Supreme Court

FEDERAL WATCH: Gorsuch Nomination Raises Alarms on Civil Rights, Women’s Rights

Last night President Trump nominated Judge Neil M. Gorsuch, a Denver-based federal appeals court judge, to fill the vacant seat on the U.S. Supreme Court left open last year by the death of Justice Antonin Scalia. During his campaign, Mr. Trump promised to nominate a conservative judge in the mold of Justice Scalia and, with the nomination of Judge Gorsuch, appears to have fulfilled that promise. We expect the Court will address many critical issues facing women and workers in the coming years including reproductive rights, employment discrimination, union rights, and immigrants’ rights. It is crucial that the next justice work to ensure the full protections of the law for all workers.

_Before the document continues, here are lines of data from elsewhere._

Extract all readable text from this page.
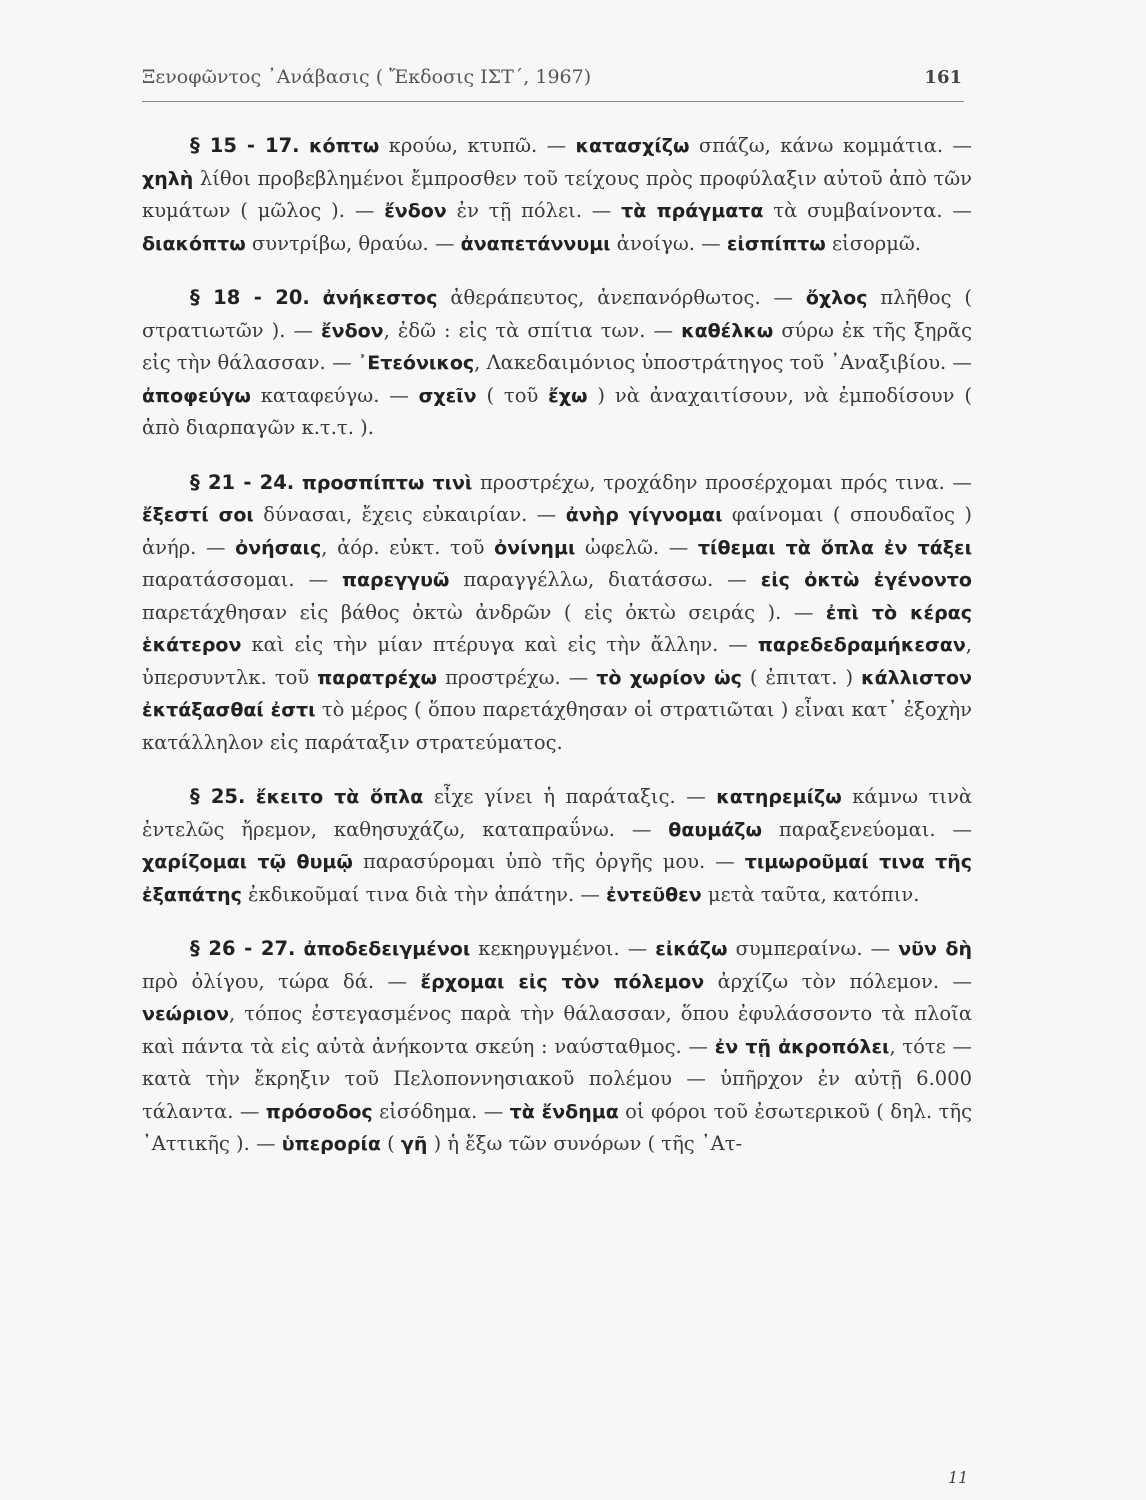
Ξενοφῶντος ᾿Ανάβασις ( Ἔκδοσις ΙΣΤ΄, 1967)	161

§ 15 - 17. κόπτω κρούω, κτυπῶ. — κατασχίζω σπάζω, κάνω κομμάτια. — χηλὴ λίθοι προβεβλημένοι ἔμπροσθεν τοῦ τείχους πρὸς προφύλαξιν αὐτοῦ ἀπὸ τῶν κυμάτων ( μῶλος ). — ἔνδον ἐν τῇ πόλει. — τὰ πράγματα τὰ συμβαίνοντα. — διακόπτω συντρίβω, θραύω. — ἀναπετάννυμι ἀνοίγω. — εἰσπίπτω εἰσορμῶ.

§ 18 - 20. ἀνήκεστος ἀθεράπευτος, ἀνεπανόρθωτος. — ὄχλος πλῆθος ( στρατιωτῶν ). — ἔνδον, ἐδῶ : εἰς τὰ σπίτια των. — καθέλκω σύρω ἐκ τῆς ξηρᾶς εἰς τὴν θάλασσαν. — ᾿Ετεόνικος, Λακεδαιμόνιος ὑποστράτηγος τοῦ ᾿Αναξιβίου. — ἀποφεύγω καταφεύγω. — σχεῖν ( τοῦ ἔχω ) νὰ ἀναχαιτίσουν, νὰ ἐμποδίσουν ( ἀπὸ διαρπαγῶν κ.τ.τ. ).

§ 21 - 24. προσπίπτω τινὶ προστρέχω, τροχάδην προσέρχομαι πρός τινα. — ἔξεστί σοι δύνασαι, ἔχεις εὐκαιρίαν. — ἀνὴρ γίγνομαι φαίνομαι ( σπουδαῖος ) ἀνήρ. — ὀνήσαις, ἀόρ. εὐκτ. τοῦ ὀνίνημι ὠφελῶ. — τίθεμαι τὰ ὅπλα ἐν τάξει παρατάσσομαι. — παρεγγυῶ παραγγέλλω, διατάσσω. — εἰς ὀκτὼ ἐγένοντο παρετάχθησαν εἰς βάθος ὀκτὼ ἀνδρῶν ( εἰς ὀκτὼ σειράς ). — ἐπὶ τὸ κέρας ἑκάτερον καὶ εἰς τὴν μίαν πτέρυγα καὶ εἰς τὴν ἄλλην. — παρεδεδραμήκεσαν, ὑπερσυντλκ. τοῦ παρατρέχω προστρέχω. — τὸ χωρίον ὡς ( ἐπιτατ. ) κάλλιστον ἐκτάξασθαί ἐστι τὸ μέρος ( ὅπου παρετάχθησαν οἱ στρατιῶται ) εἶναι κατ᾿ ἐξοχὴν κατάλληλον εἰς παράταξιν στρατεύματος.

§ 25. ἔκειτο τὰ ὅπλα εἶχε γίνει ἡ παράταξις. — κατηρεμίζω κάμνω τινὰ ἐντελῶς ἤρεμον, καθησυχάζω, καταπραΰνω. — θαυμάζω παραξενεύομαι. — χαρίζομαι τῷ θυμῷ παρασύρομαι ὑπὸ τῆς ὀργῆς μου. — τιμωροῦμαί τινα τῆς ἐξαπάτης ἐκδικοῦμαί τινα διὰ τὴν ἀπάτην. — ἐντεῦθεν μετὰ ταῦτα, κατόπιν.

§ 26 - 27. ἀποδεδειγμένοι κεκηρυγμένοι. — εἰκάζω συμπεραίνω. — νῦν δὴ πρὸ ὀλίγου, τώρα δά. — ἔρχομαι εἰς τὸν πόλεμον ἀρχίζω τὸν πόλεμον. — νεώριον, τόπος ἐστεγασμένος παρὰ τὴν θάλασσαν, ὅπου ἐφυλάσσοντο τὰ πλοῖα καὶ πάντα τὰ εἰς αὐτὰ ἀνήκοντα σκεύη : ναύσταθμος. — ἐν τῇ ἀκροπόλει, τότε — κατὰ τὴν ἔκρηξιν τοῦ Πελοποννησιακοῦ πολέμου — ὑπῆρχον ἐν αὐτῇ 6.000 τάλαντα. — πρόσοδος εἰσόδημα. — τὰ ἔνδημα οἱ φόροι τοῦ ἐσωτερικοῦ ( δηλ. τῆς ᾿Αττικῆς ). — ὑπερορία ( γῆ ) ἡ ἔξω τῶν συνόρων ( τῆς ᾿Ατ-

11
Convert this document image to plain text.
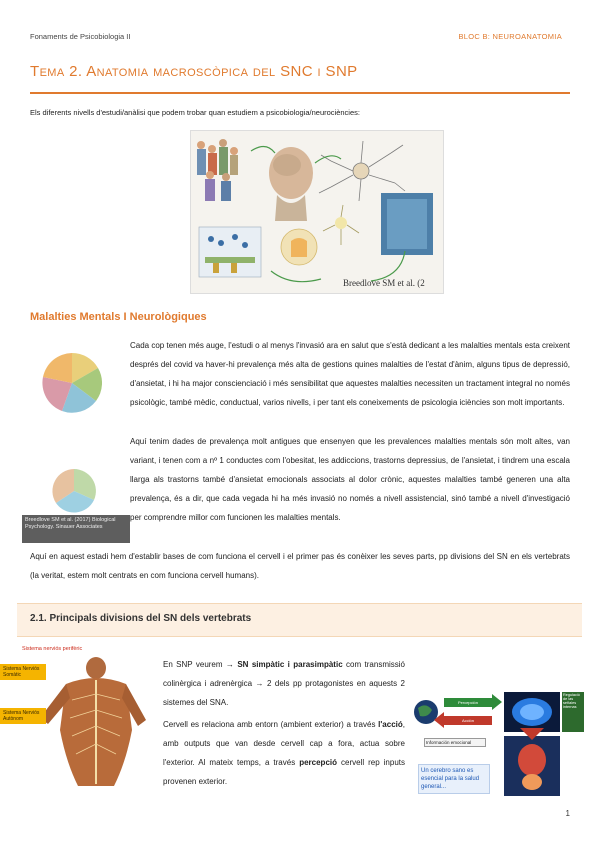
Fonaments de Psicobiologia II	BLOC B: NEUROANATOMIA
Tema 2. Anatomia macroscòpica del SNC i SNP
Els diferents nivells d'estudi/anàlisi que podem trobar quan estudiem a psicobiologia/neurociències:
Breedlove SM et al. (2
Malalties Mentals I Neurològiques
Breedlove SM et al. (2017) Biological Psychology. Sinauer Associates
Cada cop tenen més auge, l'estudi o al menys l'invasió ara en salut que s'està dedicant a les malalties mentals esta creixent després del covid va haver-hi prevalença més alta de gestions quines malalties de l'estat d'ànim, alguns tipus de depressió, d'ansietat, i hi ha major conscienciació i més sensibilitat que aquestes malalties necessiten un tractament integral no només psicològic, també mèdic, conductual, varios nivells, i per tant els coneixements de psicologia iciències son molt importants.
Aquí tenim dades de prevalença molt antigues que ensenyen que les prevalences malalties mentals són molt altes, van variant, i tenen com a nº 1 conductes com l'obesitat, les addiccions, trastorns depressius, de l'ansietat, i tindrem una escala llarga als trastorns també d'ansietat emocionals associats al dolor crònic, aquestes malalties també generen una alta prevalença, és a dir, que cada vegada hi ha més invasió no només a nivell assistencial, sinó també a nivell d'investigació per comprendre millor com funcionen les malalties mentals.
Aquí en aquest estadi hem d'establir bases de com funciona el cervell i el primer pas és conèixer les seves parts, pp divisions del SN en els vertebrats (la veritat, estem molt centrats en com funciona cervell humans).
2.1. Principals divisions del SN dels vertebrats
Sistema nerviós perifèric
Sistema Nerviós Somàtic
Sistema Nerviós Autònom
En SNP veurem → SN simpàtic i parasimpàtic com transmissió colinèrgica i adrenèrgica → 2 dels pp protagonistes en aquests 2 sistemes del SNA.
Cervell es relaciona amb entorn (ambient exterior) a través l'acció, amb outputs que van desde cervell cap a fora, actua sobre l'exterior. Al mateix temps, a través percepció cervell rep inputs provenen exterior.
Percepción
Acción
Información emocional
Regulació de las señales internas
Un cerebro sano es esencial para la salud general...
1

As civil rights advocates, we are alarmed by Judge Gorsuch’s 2005 essay, “Liberals’N’Lawsuits,” in which he expresses ideological opposition to impact litigation brought to vindicate the constitutional rights of vulnerable groups. He argues that the judiciary should be reserved for “extraordinary cases,” and suggests that cases bearing on LGBT rights, among others, are not “extraordinary.” Indeed, in a 2015 case, Druley v. Patton, Judge Gorsuch rejected the notion that transgender individuals are constitutionally protected against state-sanctioned discrimination. Yet in the 2013 Hobby Lobby case, Judge Gorsuch sided with business-owners who claimed that their right to religious freedom permitted them to block employees’ access to contraception insurance coverage, even though federal law required them to provide this coverage. (The Supreme Court later accepted this argument in a majority that included Justice Scalia.)

Judge Gorsuch also authored an opinion rejecting a claim of pay discrimination by two maintenance workers who alleged they were transferred to lower-paying jobs based on their age. Although the 2009 Lily Ledbetter Fair Pay Act was intended to make it easier for employees to challenge pay discrimination, Judge Gorsuch interpreted the law narrowly, writing that the law did not protect the plaintiffs because it applies only to “unequal pay for equal work…nothing more, nothing less.”

We urge the Senate to investigate Judge Gorsuch’s record thoroughly, and consider the impact of these issues, as it evaluates his fitness to serve on our nation’s highest court.